En bloquant le récepteur permettant au virus influenza A de pénétrer les cellules humaines, les chercheurs ont pu réduire de manière significative sa capacité à infecter l’organisme. Ces résultats mettent en évidence une vulnérabilité qui pourrait être exploitée à l’avenir pour lutter contre le virus.
Les épidémies de grippe tuent chaque année un demi-million de personnes dans le monde, et entre 10.000 et 15.000 personnes en France. Ces virus peuvent également faire des ravages chez les animaux, comme dans le cas de la grippe aviaire, qui a touché 81 élevages français en mai 2023. Une équipe de l’Université de Genève (UNIGE) a identifié le mécanisme d’intrusion dans les cellules du virus de la grippe A. Les résultats sont publiés dans la revue PNAS.
Grippes A et B
Contrairement au virus influenza B, dont le réservoir est strictement humain, le virus influenza A se trouve à l’origine chez certaines espèces d’oiseaux aquatiques migrateurs, en particulier les canards ou les oies. Il entraine une maladie anthropozoonotique, c’est-à-dire une maladie qui peut franchir la barrière des espèces, et se transmettre chez les mammifères, dont les humains. C’est la grippe ! Les différences au niveau des symptômes sont minimes, et les deux virus provoquent des risques de pneumonie.
« J’ai été assez surpris de constater qu’une seule protéine pouvait avoir un effet aussi important sur un virus »
Les scientifiques ont d’abord identifié la protéine utilisée par le virus pour entrer dans la cellule : le récepteur de la transferrine 1. Les chercheurs ont ensuite « utilisé des ciseaux génétiques, appelés CRISPR/Cas9, pour générer des cellules pulmonaires dépourvues de récepteur de la transferrine 1. Celles-ci étaient peu infectables par les virus de la grippe A », explique Mirco Schmolke, professeur associé à l’Université de Genève et coauteur de cette étude.
La suppression du gène de ce récepteur a réduit de 50 à 60 % la réplication précoce du virus de la grippe. « Cela nous a montré que le récepteur de la transferrine était non seulement nécessaire mais aussi suffisant pour pénétrer dans les cellules hôtes. J’ai été assez surpris de constater qu’une seule protéine pouvait avoir un effet aussi important sur un virus », poursuit le microbiologiste. En se fixant sur ce récepteur à la surface de la cellule, le virus détourne le mécanisme de transport du fer pour démarrer son cycle infectieux.
Pour adapter cette technique à l’Homme, les chercheurs devront néanmoins trouver un inhibiteur chimique adapté, car celui utilisé lors des phases de tests est considéré comme toxique.
Une stratégie prometteuse pour traiter l’Homme et potentiellement l’animal
En se servant directement d’une protéine de l’hôte, les chercheurs répondent à un problème très fréquent dans le développement de médicaments antiviraux : les mutations du virus, à l’origine de variantes résistantes au médicament contre la souche initiale. « Nous espérons que les spécialistes dans le domaine du développement de médicaments antiviraux pourront reprendre nos résultats et les traduire en un médicament pour l’Homme », affirme Mirco Schmolke, sur la perspective de ses résultats.

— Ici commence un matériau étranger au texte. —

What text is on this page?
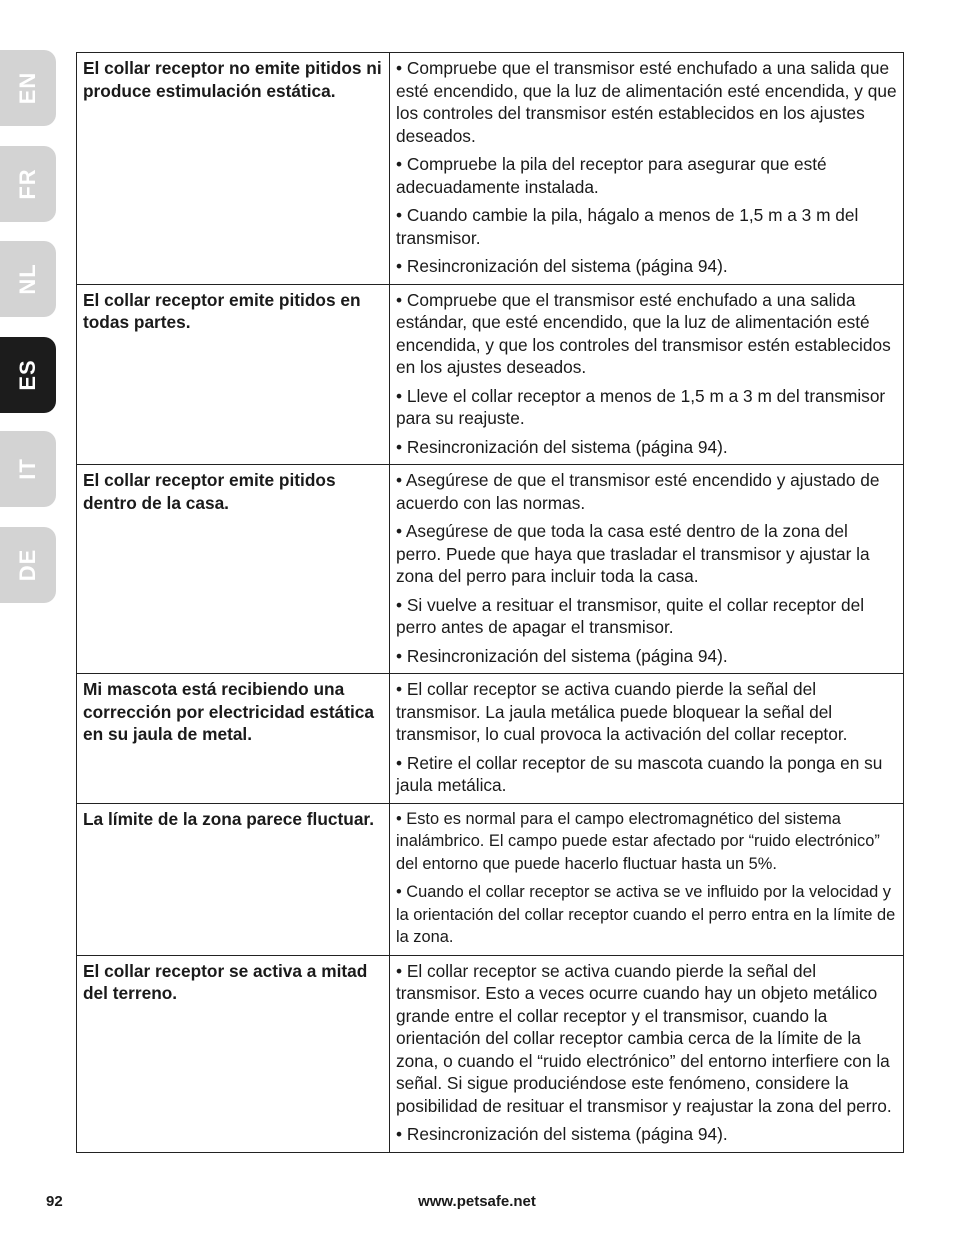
EN
FR
NL
ES
IT
DE
El collar receptor no emite pitidos ni produce estimulación estática.	• Compruebe que el transmisor esté enchufado a una salida que esté encendido, que la luz de alimentación esté encendida, y que los controles del transmisor estén establecidos en los ajustes deseados.

• Compruebe la pila del receptor para asegurar que esté adecuadamente instalada.

• Cuando cambie la pila, hágalo a menos de 1,5 m a 3 m del transmisor.

• Resincronización del sistema (página 94).

El collar receptor emite pitidos en todas partes.	• Compruebe que el transmisor esté enchufado a una salida estándar, que esté encendido, que la luz de alimentación esté encendida, y que los controles del transmisor estén establecidos en los ajustes deseados.

• Lleve el collar receptor a menos de 1,5 m a 3 m del transmisor para su reajuste.

• Resincronización del sistema (página 94).

El collar receptor emite pitidos dentro de la casa.	• Asegúrese de que el transmisor esté encendido y ajustado de acuerdo con las normas.

• Asegúrese de que toda la casa esté dentro de la zona del perro. Puede que haya que trasladar el transmisor y ajustar la zona del perro para incluir toda la casa.

• Si vuelve a resituar el transmisor, quite el collar receptor del perro antes de apagar el transmisor.

• Resincronización del sistema (página 94).

Mi mascota está recibiendo una corrección por electricidad estática en su jaula de metal.	• El collar receptor se activa cuando pierde la señal del transmisor. La jaula metálica puede bloquear la señal del transmisor, lo cual provoca la activación del collar receptor.

• Retire el collar receptor de su mascota cuando la ponga en su jaula metálica.

La límite de la zona parece fluctuar.	• Esto es normal para el campo electromagnético del sistema inalámbrico. El campo puede estar afectado por “ruido electrónico” del entorno que puede hacerlo fluctuar hasta un 5%.

• Cuando el collar receptor se activa se ve influido por la velocidad y la orientación del collar receptor cuando el perro entra en la límite de la zona.

El collar receptor se activa a mitad del terreno.	• El collar receptor se activa cuando pierde la señal del transmisor. Esto a veces ocurre cuando hay un objeto metálico grande entre el collar receptor y el transmisor, cuando la orientación del collar receptor cambia cerca de la límite de la zona, o cuando el “ruido electrónico” del entorno interfiere con la señal. Si sigue produciéndose este fenómeno, considere la posibilidad de resituar el transmisor y reajustar la zona del perro.

• Resincronización del sistema (página 94).

92	www.petsafe.net
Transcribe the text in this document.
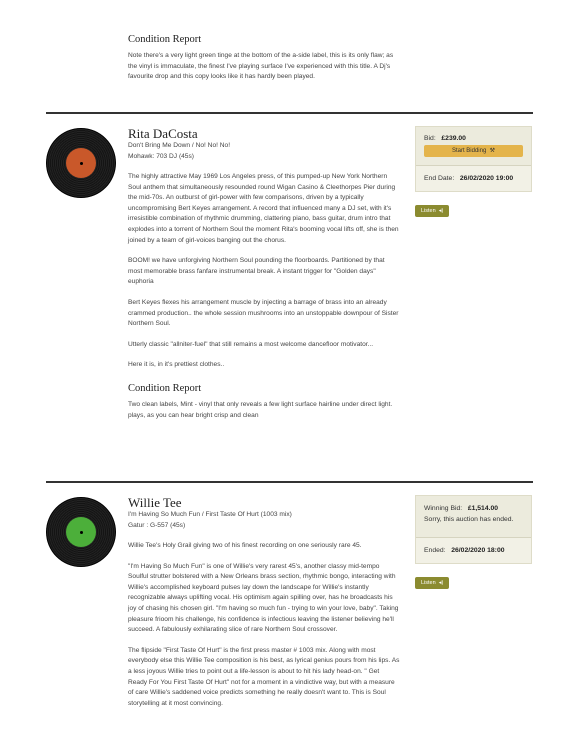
Condition Report
Note there's a very light green tinge at the bottom of the a-side label, this is its only flaw; as the vinyl is immaculate, the finest I've playing surface I've experienced with this title. A Dj's favourite drop and this copy looks like it has hardly been played.
Rita DaCosta
Don't Bring Me Down / No! No! No!
Mohawk: 703 DJ (45s)
The highly attractive May 1969 Los Angeles press, of this pumped-up New York Northern Soul anthem that simultaneously resounded round Wigan Casino & Cleethorpes Pier during the mid-70s. An outburst of girl-power with few comparisons, driven by a typically uncompromising Bert Keyes arrangement. A record that influenced many a DJ set, with it's irresistible combination of rhythmic drumming, clattering piano, bass guitar, drum intro that explodes into a torrent of Northern Soul the moment Rita's booming vocal lifts off, she is then joined by a team of girl-voices banging out the chorus.
BOOM! we have unforgiving Northern Soul pounding the floorboards. Partitioned by that most memorable brass fanfare instrumental break. A instant trigger for "Golden days" euphoria
Bert Keyes flexes his arrangement muscle by injecting a barrage of brass into an already crammed production.. the whole session mushrooms into an unstoppable downpour of Sister Northern Soul.
Utterly classic "allniter-fuel" that still remains a most welcome dancefloor motivator...
Here it is, in it's prettiest clothes..
Condition Report
Two clean labels, Mint - vinyl that only reveals a few light surface hairline under direct light. plays, as you can hear bright crisp and clean
Bid: £239.00
Start Bidding  ⚒
End Date: 26/02/2020 19:00
Listen  ◂)
Willie Tee
I'm Having So Much Fun / First Taste Of Hurt (1003 mix)
Gatur : G-557 (45s)
Willie Tee's Holy Grail giving two of his finest recording on one seriously rare 45.
"I'm Having So Much Fun" is one of Willie's very rarest 45's, another classy mid-tempo Soulful strutter bolstered with a New Orleans brass section, rhythmic bongo, interacting with Willie's accomplished keyboard pulses lay down the landscape for Willie's instantly recognizable always uplifting vocal. His optimism again spilling over, has he broadcasts his joy of chasing his chosen girl. "I'm having so much fun - trying to win your love, baby". Taking pleasure frioom his challenge, his confidence is infectious leaving the listener believing he'll succeed. A fabulously exhilarating slice of rare Northern Soul crossover.
The flipside "First Taste Of Hurt" is the first press master # 1003 mix. Along with most everybody else this Willie Tee composition is his best, as lyrical genius pours from his lips. As a less joyous Willie tries to point out a life-lesson is about to hit his lady head-on. " Get Ready For You First Taste Of Hurt" not for a moment in a vindictive way, but with a measure of care Willie's saddened voice predicts something he really doesn't want to. This is Soul storytelling at it most convincing.
Winning Bid: £1,514.00
Sorry, this auction has ended.
Ended: 26/02/2020 18:00
Listen  ◂)
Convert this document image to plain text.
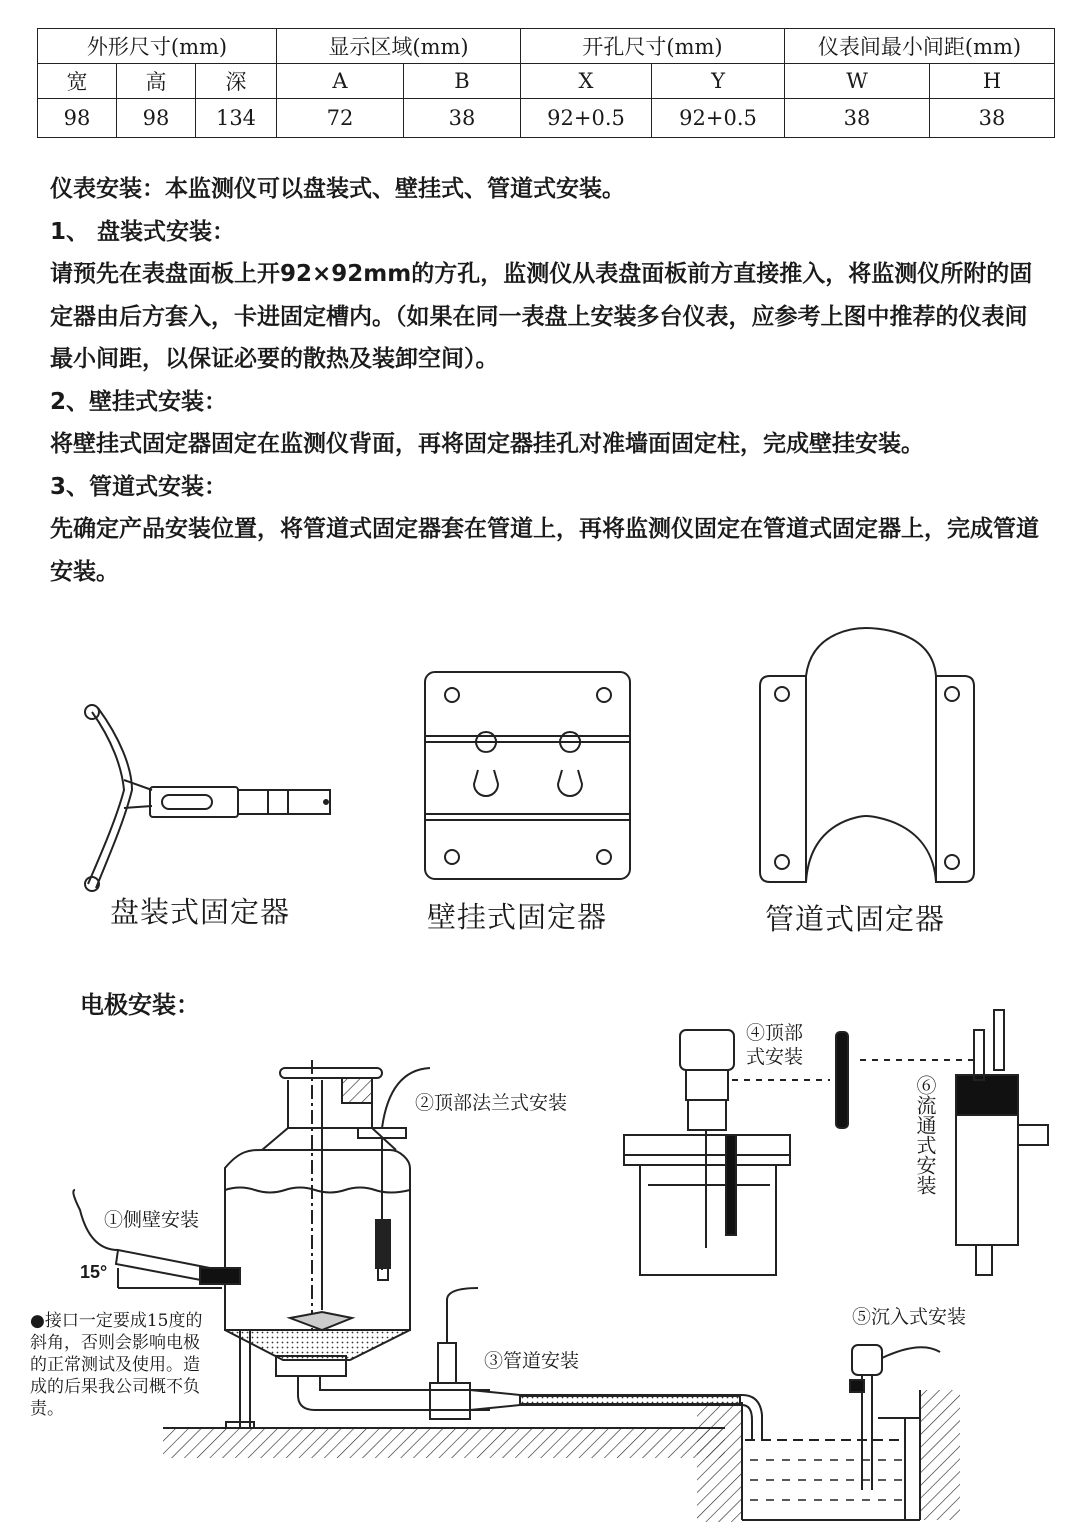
外形尺寸(mm)			显示区域(mm)		开孔尺寸(mm)		仪表间最小间距(mm)	
宽	高	深	A	B	X	Y	W	H
98	98	134	72	38	92+0.5	92+0.5	38	38

仪表安装：本监测仪可以盘装式、壁挂式、管道式安装。

1、 盘装式安装：

请预先在表盘面板上开92×92mm的方孔，监测仪从表盘面板前方直接推入，将监测仪所附的固定器由后方套入，卡进固定槽内。（如果在同一表盘上安装多台仪表，应参考上图中推荐的仪表间最小间距，以保证必要的散热及装卸空间）。

2、壁挂式安装：

将壁挂式固定器固定在监测仪背面，再将固定器挂孔对准墙面固定柱，完成壁挂安装。

3、管道式安装：

先确定产品安装位置，将管道式固定器套在管道上，再将监测仪固定在管道式固定器上，完成管道安装。

盘装式固定器	壁挂式固定器	管道式固定器
电极安装：
①侧壁安装
②顶部法兰式安装
③管道安装
④顶部
式安装
⑤沉入式安装
⑥流通式安装
15°
●接口一定要成15度的斜角，否则会影响电极的正常测试及使用。造成的后果我公司概不负责。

Les infections par le virus de la grippe A peuvent également être très mortelles pour les animaux domestiques, en particulier les volailles (grippe aviaire). « Malheureusement, le traitement des animaux sera probablement trop coûteux sur le marché concurrentiel de la production de viande. Classiquement, les épidémies chez les volailles sont résolues par l’abattage », déplore le chercheur. C’est près de 900.000 volailles qui ont été abattues en mai 2023 dans les élevages français. Une première campagne de vaccination des animaux d’élevage contre la grippe aviaire a été annoncée à l’automne 2023 par le ministère de l’Agriculture.